General information
- Type: Two seat bprimary glider.
- National origin: Hungary
- Manufacturer: Central Workshop of the Hungarian Aeronautical Association, Dunakeszi (MRSz - Magyar Repülési Szövetség Központi Műhelye)
- Designer: Hugó Nagy
- Number built: 1

History
- First flight: August 1952

= MRSz Bene =

Hungarian two seat primary glider

The MSRz Bene was a Hungarian two seat primary glider, first flown in 1952. By this time its competitor had been awarded a serial production order, so only one working Bene was ever completed.

==Design and development==

In 1948 the Hungarian National Flying Association (OMRE), which in 1951 became the Hungarian Aeronautical Association (MRSz), invited tenders for a two seat primary glider; the runner-up was a design from Hugó Nagy and Tibor Bánsági. In 1950 they submitted a revised version, named Bene after Lajos Benicky the designer of the MSrE M-30 Fergeteg.

The Bene had an all-wood, two part high wing, ball-jointed together on a short pedestal above the fuselage. In plan there was a rectangular inner section, occupying about a third of the span, and trapezoidal, round-tipped outer panels with most of the taper on the trailing edge. Each half-wing were built around a straight main spar at about 33% chord and an auxiliary spar at 70% chord. All wing surfaces were plywood covered. The wings were braced with a single strut on each side, joining the lower fuselage to the main spar towards the end of the inner panel. The inner panels carried inboard landing flaps and beyond them, Göppingen-type spoilers, mounted just ahead of the spar, which opened above and below the wings. Its split, differential, Frise-balanced ailerons filled all of the trailing edges of the outer panels. Unusually, another set of spoilers, mounted near the wingtips just aft of the auxiliary spar and opening only upwards, assisted turns.

The fuselage was of mixed construction. The forward section, from the rear of the wing to the nose and including the pedestal, was built around a square cross-section, welded steel-tube girder with transverse frames shaping the curved fabric surface. Aft, it was a wooden structure. The pupil sat ahead of the wing, with the instructor under it at about 25% chord. His seat was higher than that of the pupil so he could see the single set of instruments and placed his head in a small gap between the half-wings forward of the main spar, giving him some upward vision as the one-piece canopy stretched back above the wing to the spar. The Bene did not land on a conventional glider landing skid but instead had a small nosewheel, a larger main wheel at the c.g. under the trailing edge and a small tailskid. Winch launches were made with a Y-ended cable that engaged a hook on each side of the nose.

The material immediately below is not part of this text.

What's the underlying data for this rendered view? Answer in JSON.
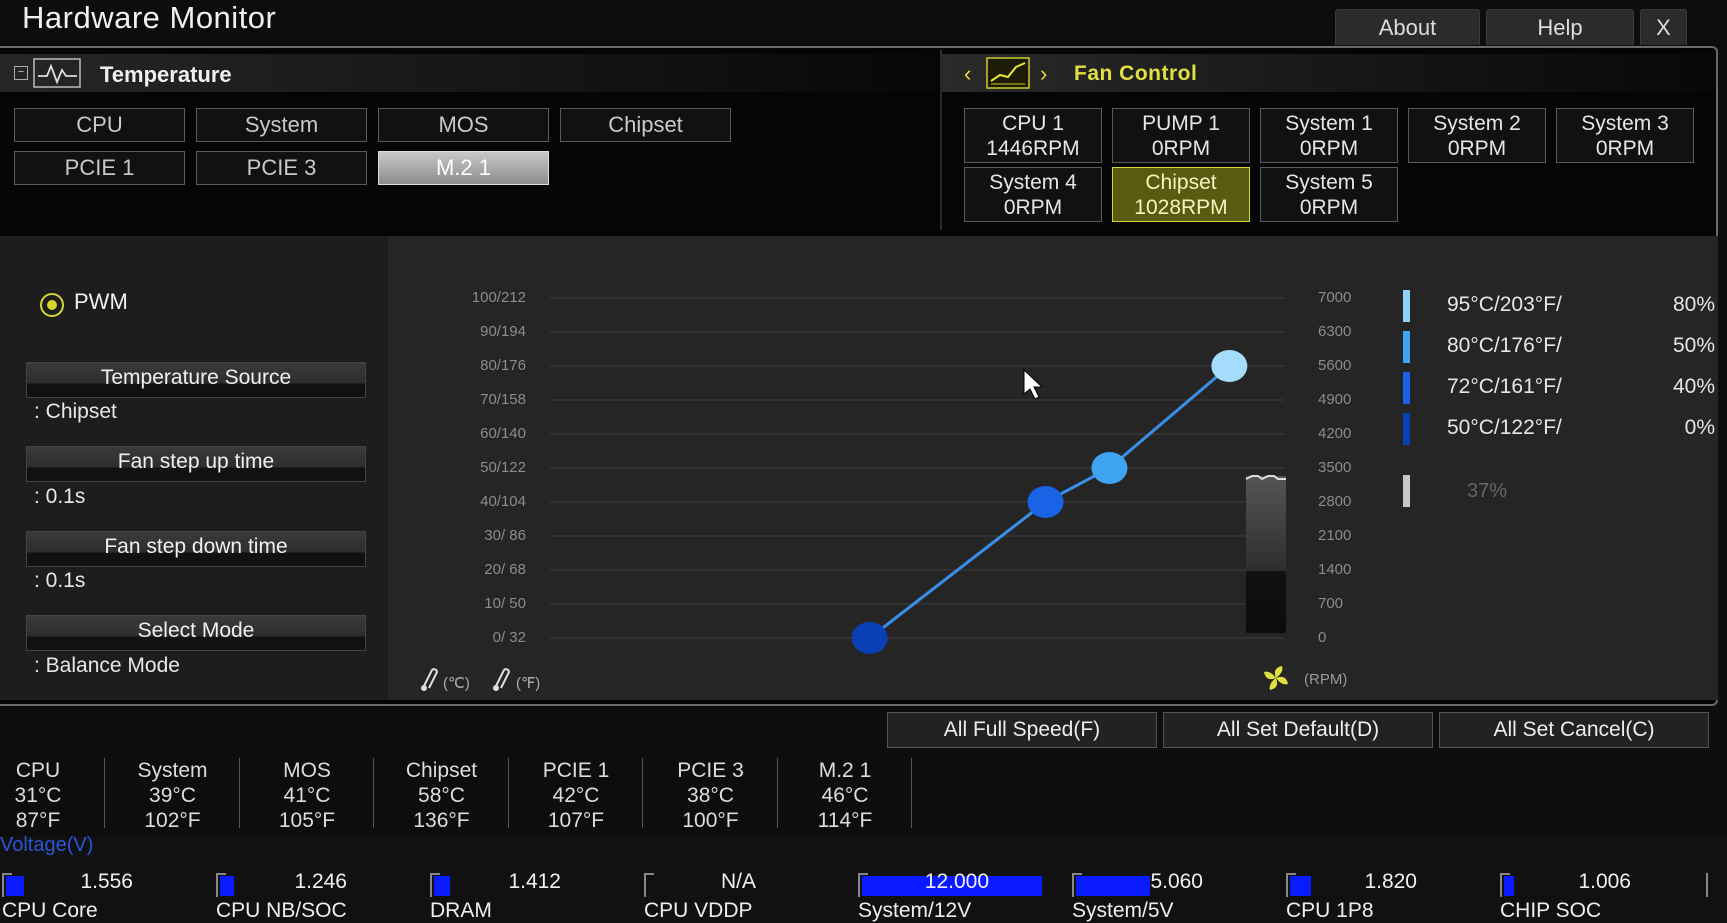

The Bene's unswept, round-tipped tailplane was mounted on top of the fuselage and braced from below with a strut on each side. Its elevators were strongly tapered and cut away centrally for rudder movement. The fin was also unswept and round-tipped, carrying a broad, rounded rudder which reached down to the keel.

After its maiden flight in mid 1952 the Bene received only limited testing, as the competing MRSz Z-03 Ifjúság had already received an order for serial production. The sole example was scrapped in 1954.